958: ◆QH3tH0UkImyM[saga]
2015/12/01(火) 08:37:12.29 ID:IN4redvDO
大切な人を泣かせる周囲が嫌いだった。涙を止められない自分が嫌いだった。
奪われるだけなんて間違っている。
壊されるだけなんて許せない。
失うだけの人生なんて認められるものか。
ならばどうする?
簡単な話だ。泣かなくていい世界を作ればいい。そのためには力が必要だ。誰にも負けない力。大切な者を絶対に守れる力。世界を意のままに出来る力。
──力が欲しいか?
C.C.の声がした。
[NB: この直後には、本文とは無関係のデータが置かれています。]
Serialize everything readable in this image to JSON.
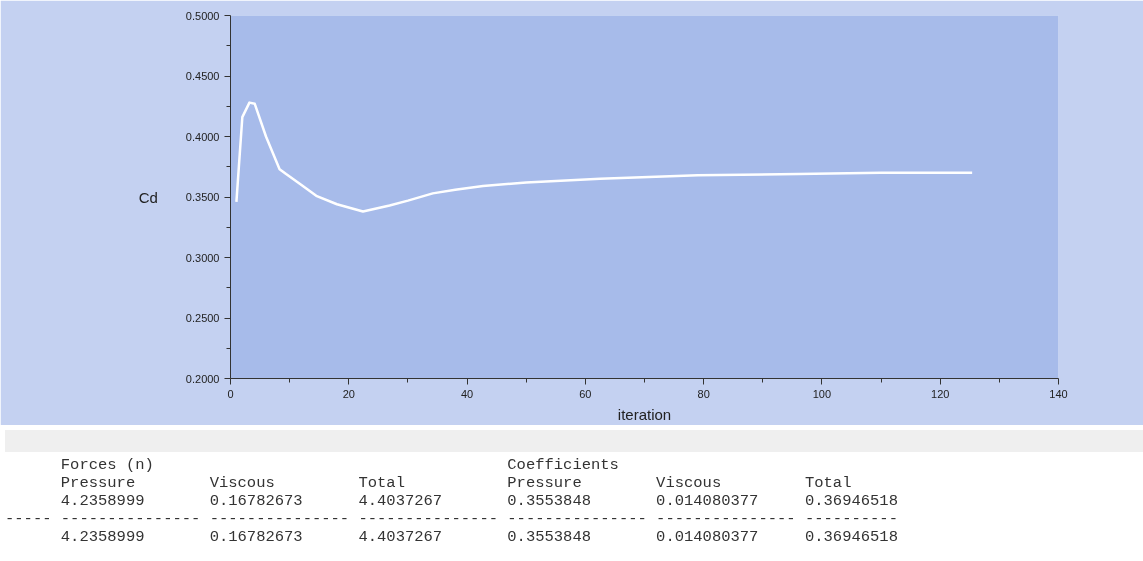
{
  "chart_data": {
    "type": "line",
    "xlabel": "iteration",
    "ylabel": "Cd",
    "x": [
      1.0,
      2.0,
      3.2,
      4.1,
      6.0,
      8.3,
      9.4,
      12.0,
      14.5,
      18.0,
      22.4,
      26.9,
      30.0,
      34.2,
      38.0,
      42.7,
      50.0,
      62.5,
      79.0,
      96.0,
      110.0,
      125.4
    ],
    "series": [
      {
        "color": "#ffffff",
        "values": [
          0.346,
          0.416,
          0.428,
          0.427,
          0.4,
          0.373,
          0.369,
          0.36,
          0.351,
          0.344,
          0.338,
          0.343,
          0.347,
          0.353,
          0.356,
          0.359,
          0.362,
          0.365,
          0.368,
          0.369,
          0.37,
          0.37
        ]
      }
    ],
    "xlim": [
      0,
      140
    ],
    "xticks": [
      0,
      20,
      40,
      60,
      80,
      100,
      120,
      140
    ],
    "ylim": [
      0.2,
      0.5
    ],
    "yticks": [
      {
        "value": 0.2,
        "label": "0.2000"
      },
      {
        "value": 0.25,
        "label": "0.2500"
      },
      {
        "value": 0.3,
        "label": "0.3000"
      },
      {
        "value": 0.35,
        "label": "0.3500"
      },
      {
        "value": 0.4,
        "label": "0.4000"
      },
      {
        "value": 0.45,
        "label": "0.4500"
      },
      {
        "value": 0.5,
        "label": "0.5000"
      }
    ],
    "grid": false,
    "marker": "none",
    "line_style": "solid",
    "annotations": [
      "      Forces (n)                                      Coefficients",
      "      Pressure        Viscous         Total           Pressure        Viscous         Total",
      "      4.2358999       0.16782673      4.4037267       0.3553848       0.014080377     0.36946518",
      "----- --------------- --------------- --------------- --------------- --------------- ----------",
      "      4.2358999       0.16782673      4.4037267       0.3553848       0.014080377     0.36946518"
    ]
  }
}
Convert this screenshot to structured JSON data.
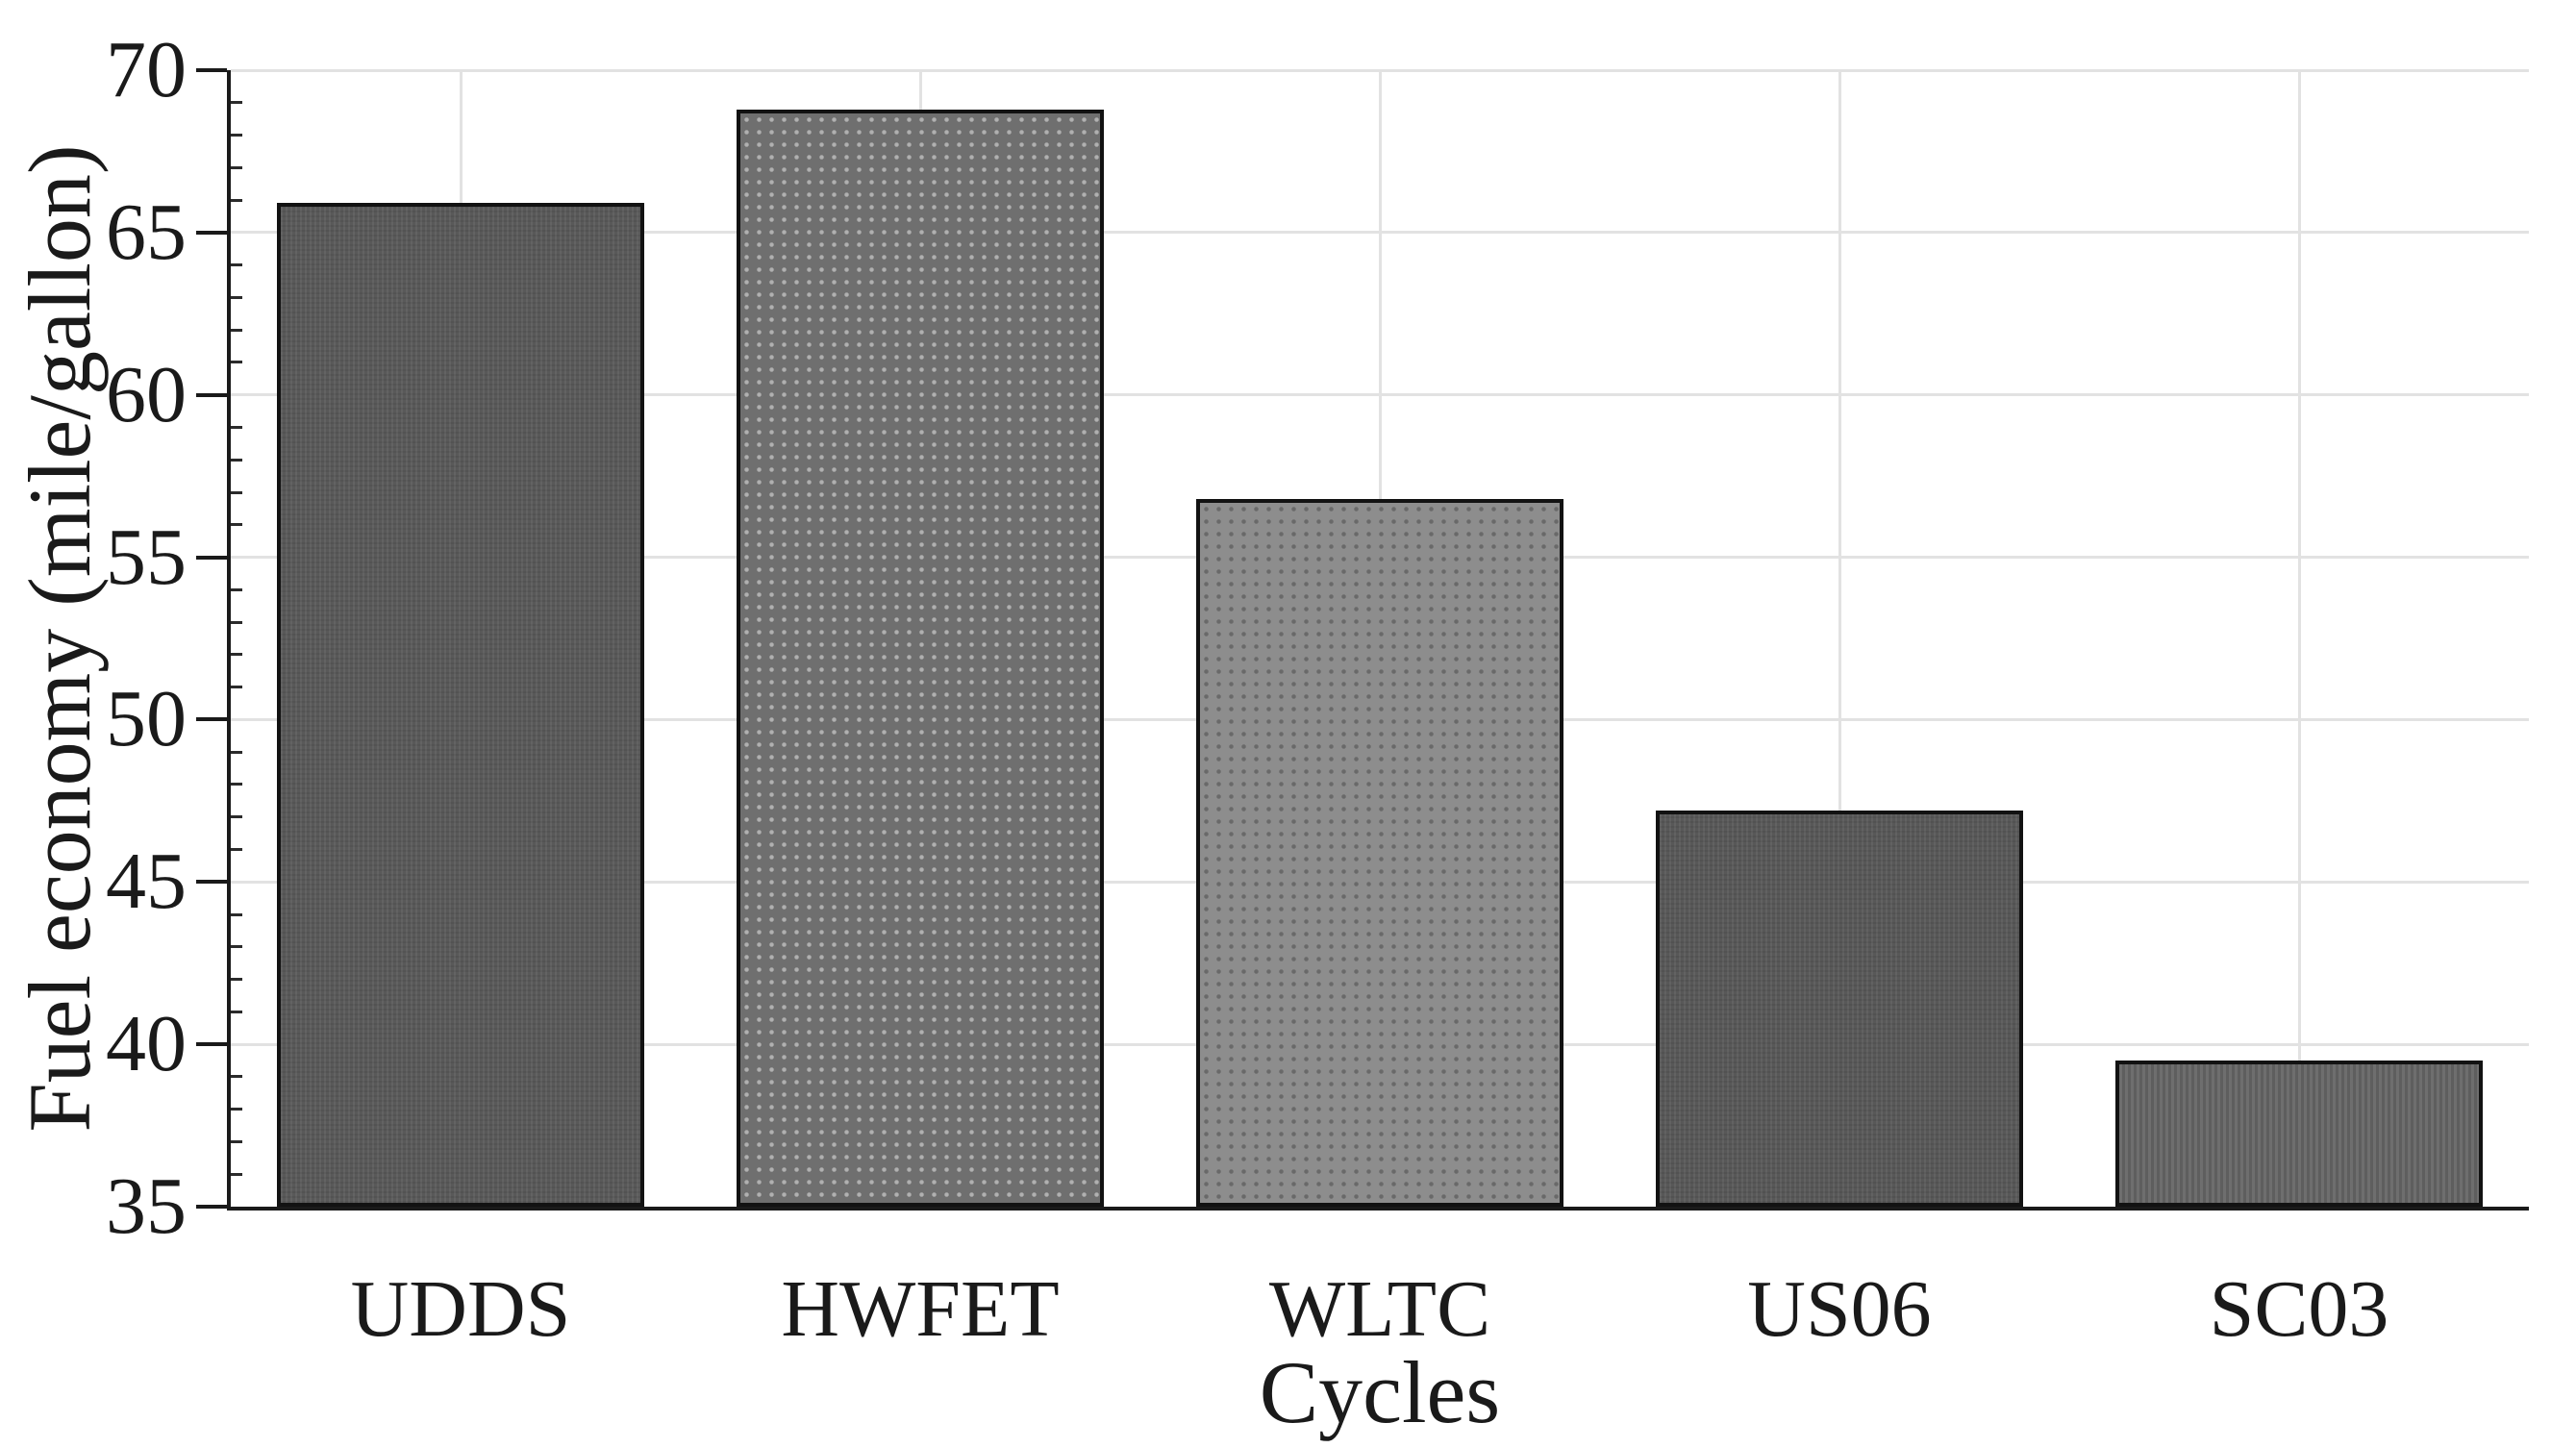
{
  "chart_data": {
    "type": "bar",
    "title": "",
    "xlabel": "Cycles",
    "ylabel": "Fuel economy (mile/gallon)",
    "categories": [
      "UDDS",
      "HWFET",
      "WLTC",
      "US06",
      "SC03"
    ],
    "values": [
      65.9,
      68.8,
      56.8,
      47.2,
      39.5
    ],
    "ylim": [
      35,
      70
    ],
    "yticks": [
      35,
      40,
      45,
      50,
      55,
      60,
      65,
      70
    ],
    "ytick_step": 5,
    "y_minor_ticks": true,
    "grid": "on",
    "legend": "none",
    "bar_width_fraction": 0.8,
    "bar_colors": [
      "#595959",
      "#6f6f6f",
      "#8d8d8d",
      "#585858",
      "#636363"
    ],
    "bar_textures": [
      "weave",
      "dots-light",
      "dots-dark",
      "weave",
      "stripes"
    ],
    "bar_border_color": "#121212",
    "grid_color": "#e2e2e2",
    "axis_color": "#1a1a1a",
    "text_color": "#1a1a1a",
    "background_color": "#ffffff"
  }
}
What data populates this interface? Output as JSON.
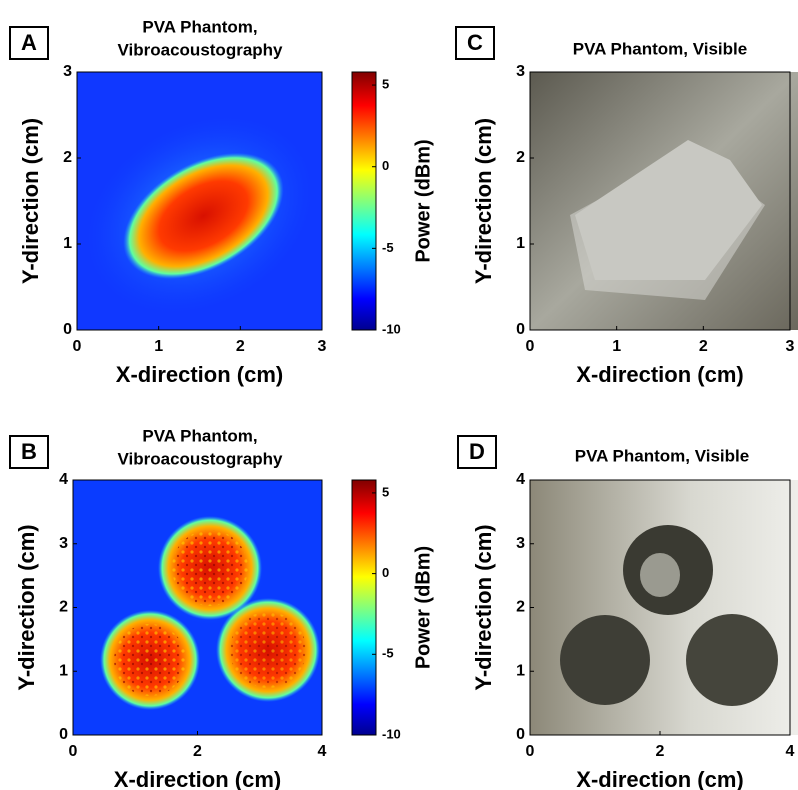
{
  "chart_data": [
    {
      "type": "heatmap",
      "panel": "A",
      "title": [
        "PVA Phantom,",
        "Vibroacoustography"
      ],
      "xlabel": "X-direction (cm)",
      "ylabel": "Y-direction (cm)",
      "xlim": [
        0,
        3
      ],
      "ylim": [
        0,
        3
      ],
      "xticks": [
        0,
        1,
        2,
        3
      ],
      "yticks": [
        0,
        1,
        2,
        3
      ],
      "colorbar": {
        "label": "Power (dBm)",
        "lim": [
          -10,
          5.8
        ],
        "ticks": [
          -10,
          -5,
          0,
          5
        ]
      }
    },
    {
      "type": "heatmap",
      "panel": "B",
      "title": [
        "PVA Phantom,",
        "Vibroacoustography"
      ],
      "xlabel": "X-direction (cm)",
      "ylabel": "Y-direction (cm)",
      "xlim": [
        0,
        4
      ],
      "ylim": [
        0,
        4
      ],
      "xticks": [
        0,
        2,
        4
      ],
      "yticks": [
        0,
        1,
        2,
        3,
        4
      ],
      "colorbar": {
        "label": "Power (dBm)",
        "lim": [
          -10,
          5.8
        ],
        "ticks": [
          -10,
          -5,
          0,
          5
        ]
      }
    },
    {
      "type": "image",
      "panel": "C",
      "title": [
        "PVA Phantom, Visible"
      ],
      "xlabel": "X-direction (cm)",
      "ylabel": "Y-direction (cm)",
      "xlim": [
        0,
        3
      ],
      "ylim": [
        0,
        3
      ],
      "xticks": [
        0,
        1,
        2,
        3
      ],
      "yticks": [
        0,
        1,
        2,
        3
      ]
    },
    {
      "type": "image",
      "panel": "D",
      "title": [
        "PVA Phantom, Visible"
      ],
      "xlabel": "X-direction (cm)",
      "ylabel": "Y-direction (cm)",
      "xlim": [
        0,
        4
      ],
      "ylim": [
        0,
        4
      ],
      "xticks": [
        0,
        2,
        4
      ],
      "yticks": [
        0,
        1,
        2,
        3,
        4
      ]
    }
  ]
}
また世界が変転する。
泉のほとりに寄り添う丘には、一本の剣が刺さった台座があった。これまで誰にも抜けなかった魔法の剣。所有者に力を授けるという、王の剣。
その柄を握る。
──力があれば生きられるか?
またも変転。
戦場を駆けていた。右手に持つは一本の剣。全てを切り裂く光の剣。その輝きはめったに姿を見せないあの太陽さえ凌ぐような眩しさだった。
その輝きで敵を殺す。異国の民を、蛮族を、反乱を企てた自国の民でさえ。
生きたいのではない。生かしたいのだ。